Dans son adaptation de "La vie est un rêve" de l'Espagnol Calderón, le metteur en scène Jean-Yves Ruf repousse les limites de la scène et fait jouer sa troupe dans la forêt, dans le décor naturel du Théâtre du Peuple à Bussang (Vosges).

"C'est magnifique ici, il faut en profiter", sourit le metteur en scène en balayant du regard le théâtre, dont le fond de scène s'ouvre sur la forêt vosgienne. Construit tout en bois en 1895 par l'homme de théâtre Maurice Pottecher (1867-1960) et classé monument historique depuis 1976, il dispose d'inconfortables bancs en bois pouvant accueilir 900 personnes.

Avec ce grand classique du "Siècle d'or" espagnol, M. Ruf interroge "la transmission" des pères, la filiation, l'honneur, le pouvoir et la mort, dit-il à l'AFP. "C'est un grand texte épique complexe à monter qui mêle drame, farce, philosophie et clown".

La pièce, écrite en 1635 par le poète et dramaturge espagnol Pedro Calderón de la Barca (1600-1681), débute par la rencontre entre une femme, Rosaura, et Sigismond, prince enchaîné et en guenilles, joué par un comédien amateur de 18 ans, Sylvain Macia.

Chaque été, le théâtre de Bussang mêle, dans son spectacle de l'après-midi, comédiens professionnels et amateurs, pour respecter le voeu du fondateur des lieux, M. Pottecher.

"C'est assez impressionnant et je suis fier de la confiance qu'on me donne pour tenir le rôle titre", dit en souriant le jeune homme au physique juvénile. La troupe a répété in situ pendant plusieurs semaines avant la première des 25 représentations.

"C'est très rare de jouer dans un lieu avec autant d'histoire et une vraie âme", glisse Léa Tissier, comédienne professionnelle de 28 ans qui interprète Rosaura.

- La forêt, un "personnage" -

Le père de Sigismond, Basile, roi de Pologne, a enfermé son fils depuis sa naissance dans une tour, avec pour seul contact son précepteur, Clothalde, pour échapper aux prédictions faisant de lui "le monarque le plus barbare".

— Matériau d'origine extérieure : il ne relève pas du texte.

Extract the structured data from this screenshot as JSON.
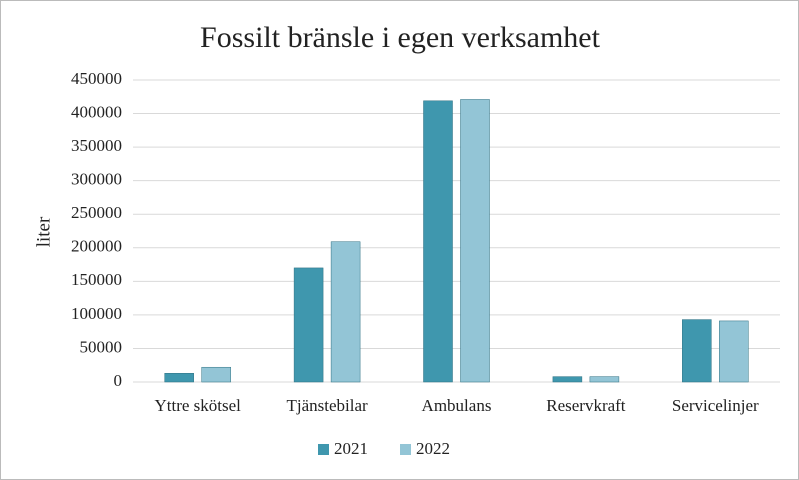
{
  "chart_data": {
    "type": "bar",
    "title": "Fossilt bränsle i egen verksamhet",
    "y_label": "liter",
    "categories": [
      "Yttre skötsel",
      "Tjänstebilar",
      "Ambulans",
      "Reservkraft",
      "Servicelinjer"
    ],
    "series": [
      {
        "name": "2021",
        "color": "#3f97ae",
        "values": [
          13000,
          170000,
          419000,
          8000,
          93000
        ]
      },
      {
        "name": "2022",
        "color": "#93c5d6",
        "values": [
          22000,
          209000,
          421000,
          8000,
          91000
        ]
      }
    ],
    "ylim": [
      0,
      450000
    ],
    "yticks": [
      0,
      50000,
      100000,
      150000,
      200000,
      250000,
      300000,
      350000,
      400000,
      450000
    ],
    "grid": true,
    "legend": "bottom"
  }
}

"Pour voir si le savant a quelque emprise sur les étoiles", Basile décide de transporter Sigismond, plongé dans un profond sommeil, sur le trône et de le tester. Manteau doré sur le dos, le prince ne tarde pas à révéler son orgueil et sa cruauté.

Ramené dans sa geôle, il se lamente - "la vie est une folie, une illusion!" - quand les portes du fond de scène s'entrebâillent sur un ilot de verdure: le peuple est venu le chercher.

Alors, les battants s'ouvrent sur les feuillus du parc naturel régional du Ballon des Vosges.

La pièce se déroule à la fois dans la forêt, sur scène et dans les travées, donnant une profondeur inédite au plateau.

Dans ce drame baroque, le burlesque est incarné par le serviteur Clairon, qui multiplie les lazzi, joue avec les spectateurs, et "donne les plus grandes leçons de philosophie", dit M. Ruf.

Quand Rosaura apparaît sur un majestueux cheval noir parmi les arbres, une spectatrice ne peut retenir un "Waouh!", entre surprise et émerveillement.

"C'est très amusant: la scénographie mêle forêt et théâtre pour que l'on s'y perde", s’enthousiasme Sylvain Macia.

Alors qu'une guerre oppose les troupes de Basile à celles de Sigismond, le vent agite la végétation et la pluie se met à tomber pour de vrai, ajoutant une dimension dramatique à la pièce.

"L'irruption de la nature dans le jeu avec une lumière, très changeante selon la météo, fait l'originalité et l'attractivité du lieu", observe Simon Delétang, directeur du Théâtre du Peuple depuis 2017.

"La forêt devient presque le personnage principal et chaque metteur en scène se laisse inspirer", ajoute-t-il.

"La vie est un rêve", du jeudi au dimanche à 15H00, jusqu'au 7 septembre.